En voyant les habilités de l’homme, Joell a comme un déclic, il a enfin trouvé sa raison de vivre : faire du rap et manger des fajitas. En clair, faire de « la mierda » comme on dit populairement à Porto Rico. Très vite, ses grandes capacités se font sentir, arrivant aux oreilles de Dr Dre, qui derrière ce double diminutif cache sa réelle identité : celle d’Aftermatho Entertainmando, dit Le Fourbe. Les casques de merde n’étant pas encore à la mode, Dre voit en El Paquito Barbito un potentiel argent ou une victime en devenir pour son label (espèce de version noire milliardaire de The Game, de Fincher). Comme la légende le prévoyait, El Paquito Barbito laissera Dre le mener à sa propre perte, enchaînant ainsi merde sur merde (The Brick, Free Agent et House Slippers)… Ce qui advint de Joell Ortiz après cela, seuls les possesseurs maudits de Human peuvent le conter. Si vous n’avez pas peur de la malédiction del Paquito Barbito, vous pouvez continuer votre chemin. Par contre, si ce n’est pas le cas (ou si la merde ne vous intéresse pas), fermez cette page !
Ruiné et sans réel avenir, Ortiz ne s’avoue pourtant pas vaincu. Le genou à terre, mais la fierté toujours présente, Joell « Paquito » Ortiz n’a pas mis un terme dans son ambition de devenir le roi des rois. Outrepassant son handicap des oreilles, il accepte même des jobs alimentaires, tels que kicker avec un anxio-dépressif, un alcoolique notoire et un clone version westcoast de Papoose dans l’association pour l’emploi des handicapés Slaughterhouse. Rêvant toujours de sa propre gloire, il espère trouver un tremplin via Illmind, un philippin connu du milieu sous le sobriquet « Le Philippin ». Encore une fois, Joell n’écoute que lui. Pourtant, comme pour Aftermatho Entertainmando, ses proches tentent de le raisonner, car il est connu du public que l’asiatique est fourbe. Rien n’y fait, Ortiz est obnubilé et se lance corps et âme dans cette collaboration comme l’homme à la mer à la bouée de sauvetage (j’ai failli mettre réfugié plutôt qu’homme, et puis je me suis rappelé qu’il n’y avait jamais de bouées pour un réfugié).

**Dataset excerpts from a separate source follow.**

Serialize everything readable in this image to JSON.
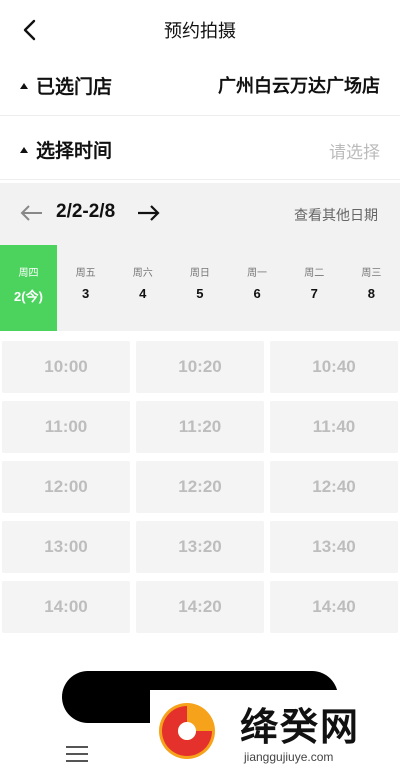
{
  "header": {
    "title": "预约拍摄"
  },
  "store_row": {
    "label": "已选门店",
    "value": "广州白云万达广场店"
  },
  "time_row": {
    "label": "选择时间",
    "placeholder": "请选择"
  },
  "week": {
    "range": "2/2-2/8",
    "other_dates": "查看其他日期",
    "days": [
      {
        "weekday": "周四",
        "date": "2(今)",
        "selected": true
      },
      {
        "weekday": "周五",
        "date": "3"
      },
      {
        "weekday": "周六",
        "date": "4"
      },
      {
        "weekday": "周日",
        "date": "5"
      },
      {
        "weekday": "周一",
        "date": "6"
      },
      {
        "weekday": "周二",
        "date": "7"
      },
      {
        "weekday": "周三",
        "date": "8"
      }
    ]
  },
  "slots": [
    [
      "10:00",
      "10:20",
      "10:40"
    ],
    [
      "11:00",
      "11:20",
      "11:40"
    ],
    [
      "12:00",
      "12:20",
      "12:40"
    ],
    [
      "13:00",
      "13:20",
      "13:40"
    ],
    [
      "14:00",
      "14:20",
      "14:40"
    ]
  ],
  "colors": {
    "accent": "#4cd35e",
    "slot_bg": "#f4f4f4",
    "slot_text": "#bdbdbd"
  },
  "watermark": {
    "text": "绛癸网",
    "url": "jianggujiuye.com"
  }
}
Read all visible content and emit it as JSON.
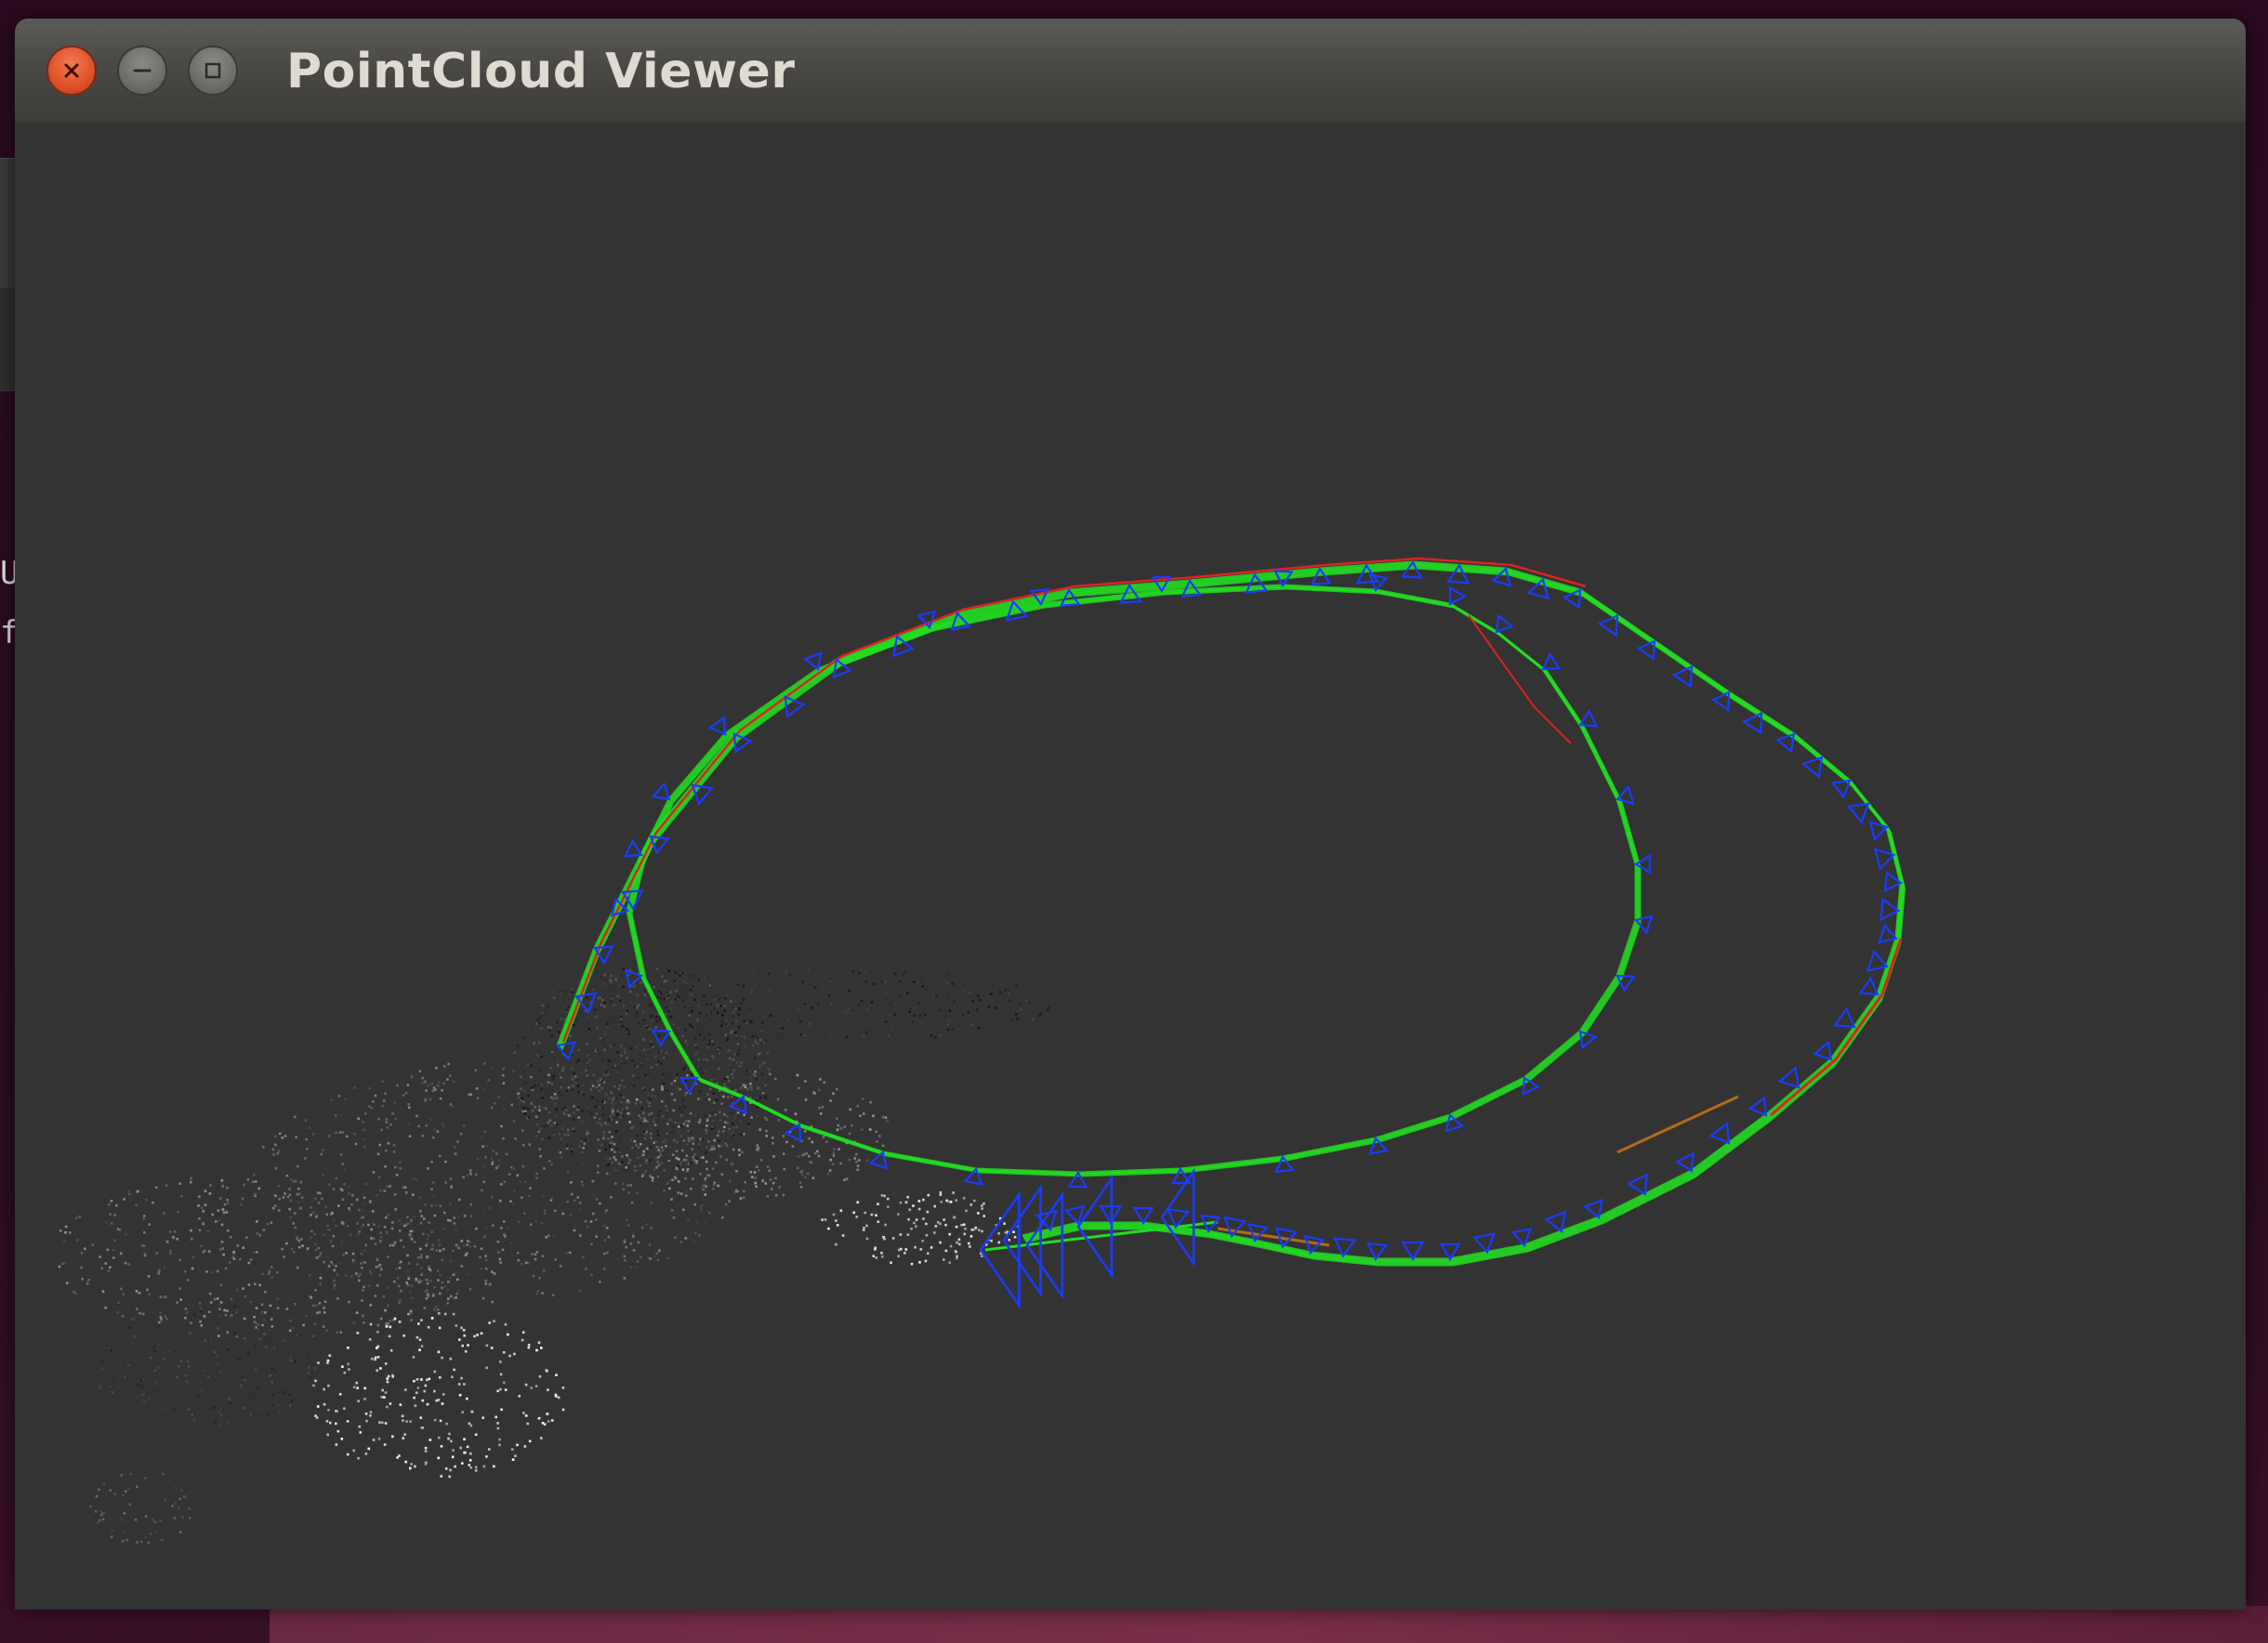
{
  "window": {
    "title": "PointCloud Viewer",
    "buttons": {
      "close_icon": "close-icon",
      "minimize_icon": "minimize-icon",
      "maximize_icon": "maximize-icon"
    }
  },
  "background_text": [
    "U",
    "f"
  ],
  "colors": {
    "viewport_background": "#333333",
    "trajectory_estimate": "#22dd22",
    "trajectory_ground_truth": "#dd2222",
    "camera_frustum": "#1a3cff",
    "loop_edge": "#b36b1a",
    "point_cloud": "#cfcfcf"
  },
  "viewport": {
    "content": "3D point cloud with camera trajectory and keyframe frustums"
  }
}
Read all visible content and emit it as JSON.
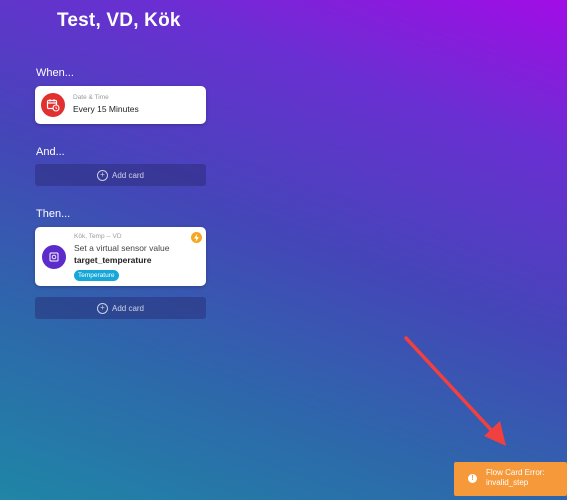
{
  "flow": {
    "title": "Test, VD, Kök"
  },
  "sections": {
    "when": "When...",
    "and": "And...",
    "then": "Then..."
  },
  "when_card": {
    "category": "Date & Time",
    "text_prefix": "Every",
    "value": "15 Minutes",
    "icon": "calendar-clock-icon",
    "icon_color": "#e03030"
  },
  "and_add": {
    "label": "Add card",
    "icon": "plus-circle-icon"
  },
  "then_card": {
    "device": "Kök, Temp -- VD",
    "action": "Set a virtual sensor value",
    "capability": "target_temperature",
    "badge": "Temperature",
    "icon": "virtual-device-icon",
    "icon_color": "#5b2cc9",
    "flash_icon": "lightning-icon",
    "flash_color": "#f5a623"
  },
  "then_add": {
    "label": "Add card",
    "icon": "plus-circle-icon"
  },
  "toast": {
    "icon": "info-icon",
    "line1": "Flow Card Error:",
    "line2": "invalid_step",
    "color": "#f5993a"
  },
  "annotation": {
    "icon": "red-arrow-icon",
    "color": "#f04040"
  }
}
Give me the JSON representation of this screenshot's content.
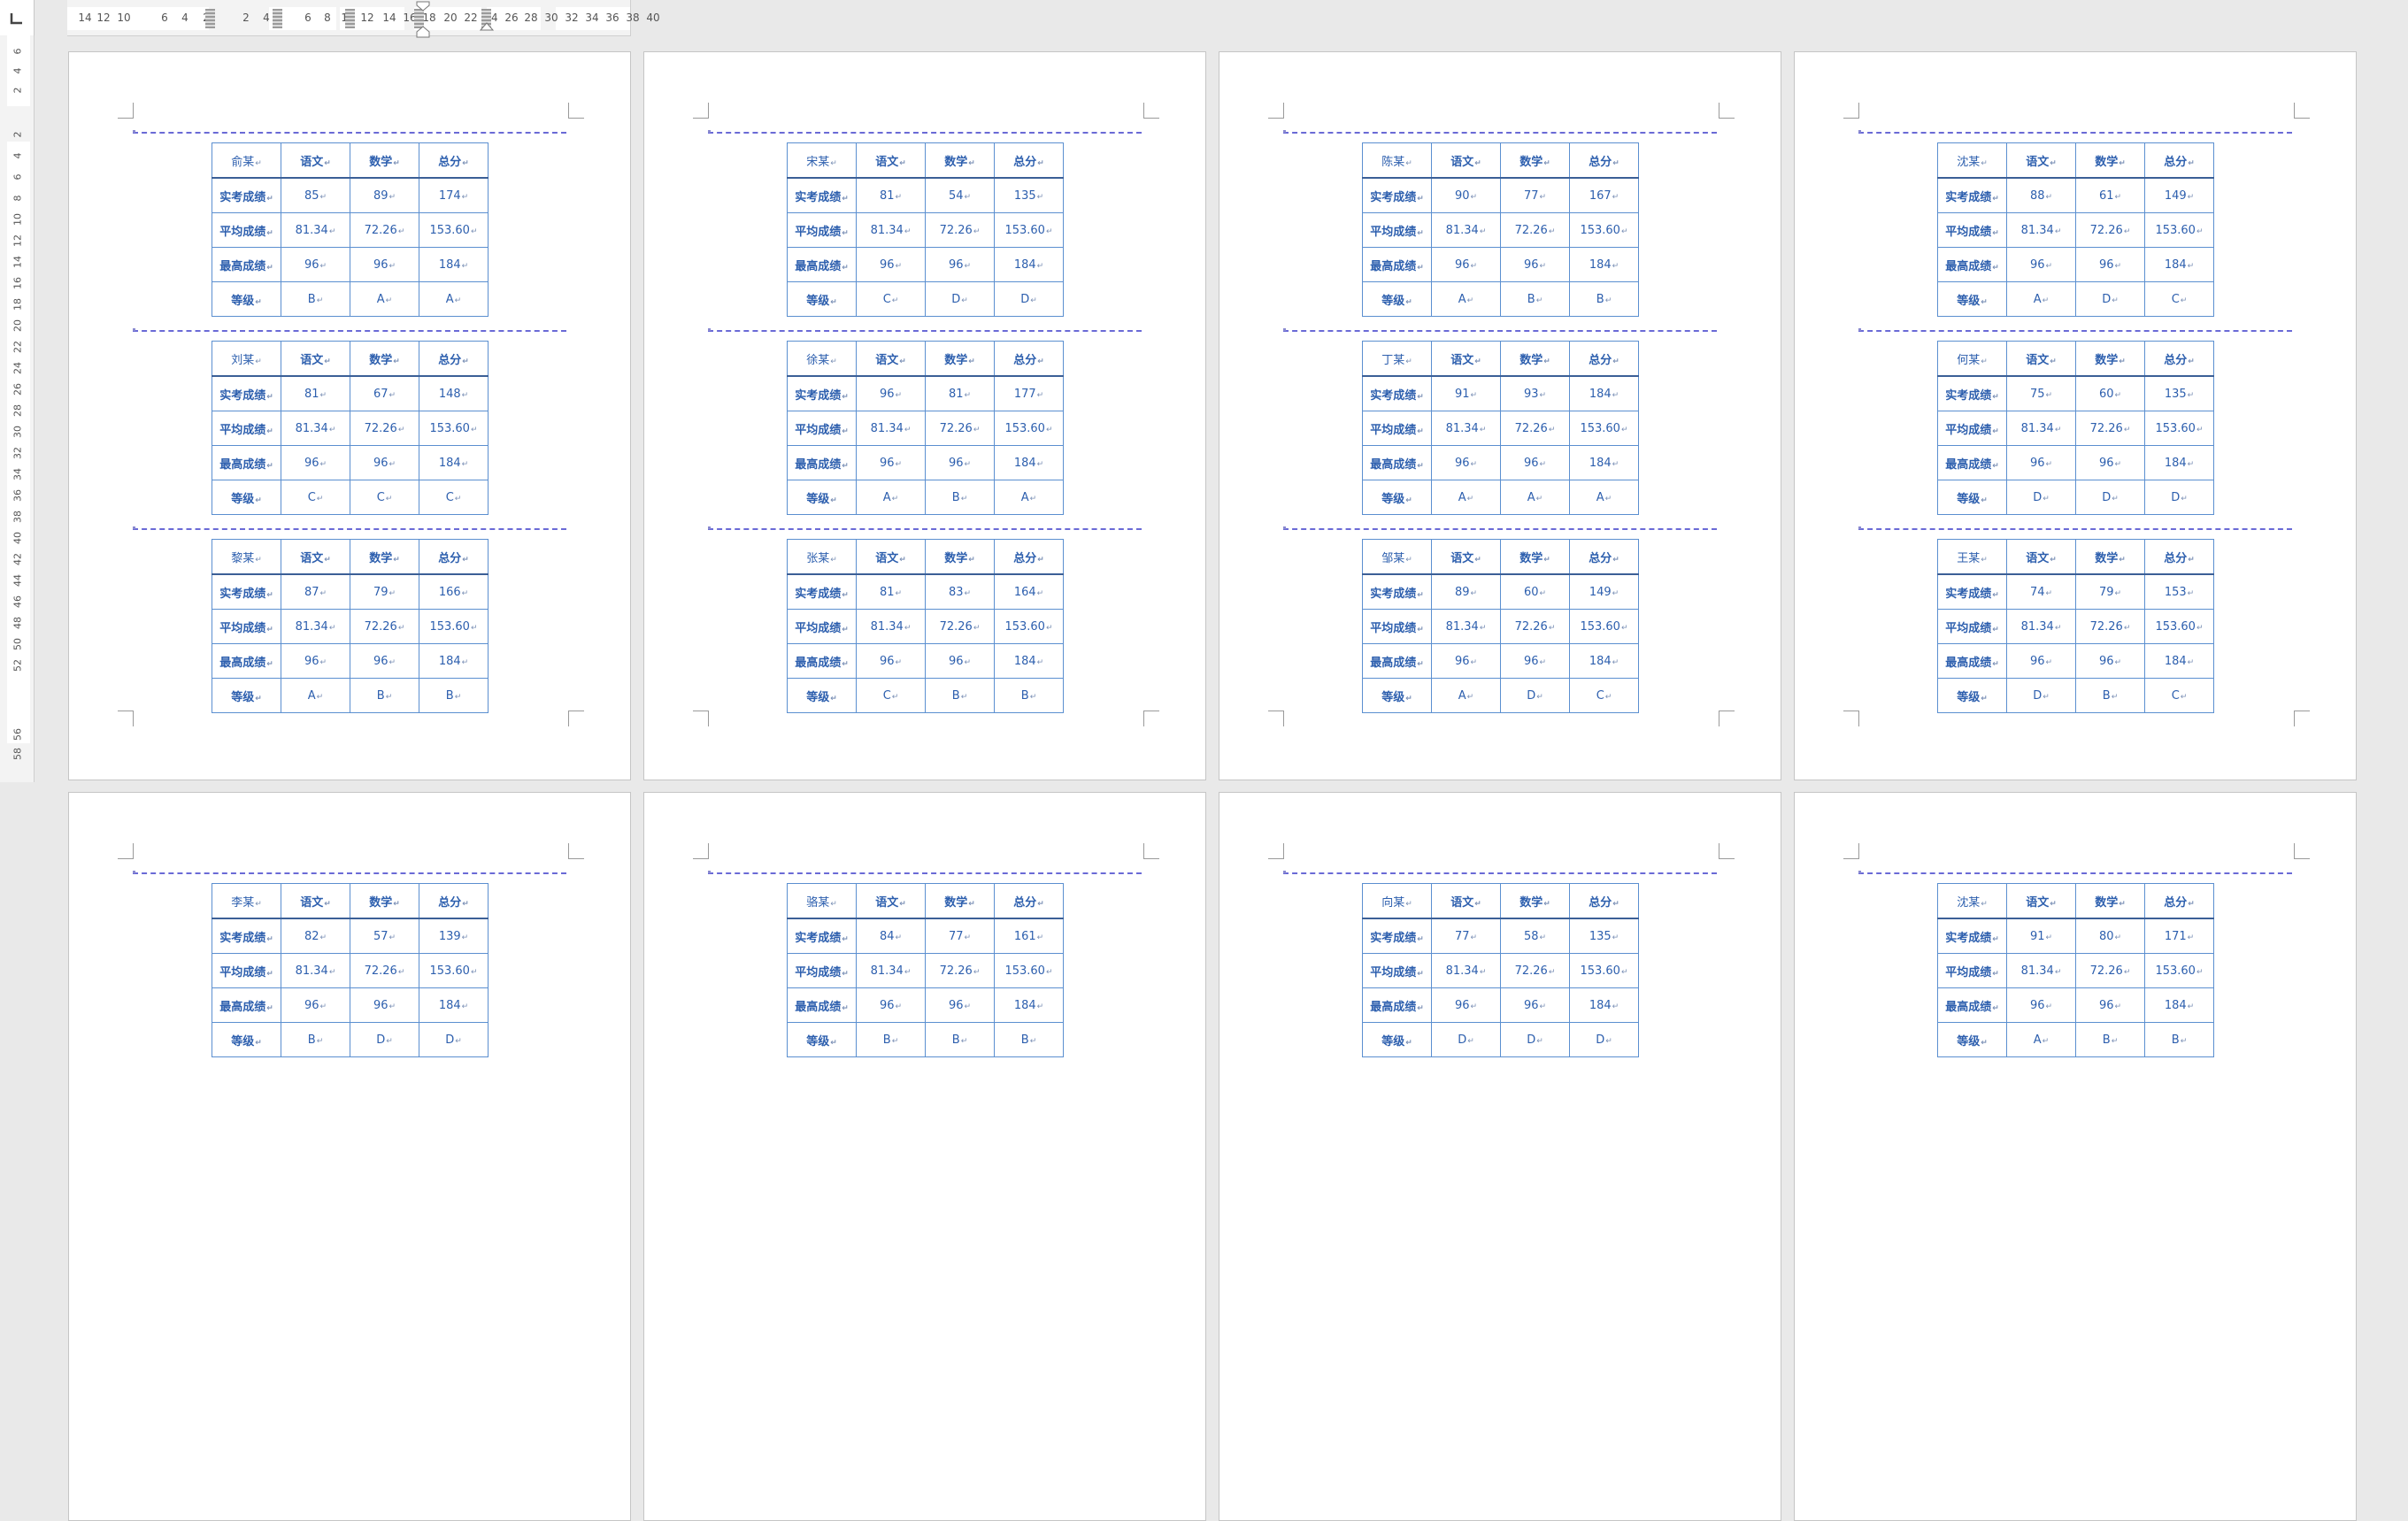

Fourbe de nature et au courant qu’El Paquito Barbito est incapable de différencier le bon du mauvais, Illmind décide de lui refourguer des sons qu’il n’oserait même pas mettre sur ses mixtapes Blaps, Rhymes & Life. Joell jubile, exalte et rêve déjà de la fortune et des louanges. Le roi déchu retrouvant son trône, Joell n’a aucun doute, même quand il enregistre « Six Fo » alors que tout le monde pleure en studio face à cet immondice. Illmind jubile en secret, allant même jusqu’à lui refourguer « Lil Piggies », son à l’influence asiatique faite par des lépreux au triangle (on pensait quand même le triangle réservé à l’école élémentaire, mais pas à la musique). Alors que l’ingénieur son se pend à 4 reprises, Joell Ortiz arrive au bout du bout en enregistrant 11 pistes sans qu’aucun survivant ne soit retrouvé. Pourtant, El Paquito Barbito donne de la matière à cet album en abordant des thématiques comme les relations mère-fils, la famille sur « Bad Santa » (superbement écrit) ou en faisant de la merde consciemment (« My Niggas » et « Latino Pt. 2 »).
Si la légende ne raconte pas ce qu’il advient d’El Paquito Barbito, c’est tout simplement que la malédiction de Joell l’entraîne perpétuellement dans un cycle d’échec qui le conduit à faire de la merde. Human, c’est de la merde qui restera de la merde, sans que le talent d’El Paquito Barbito puisse le transformer en or, pour le plus grand bonheur du fourbe Illmind.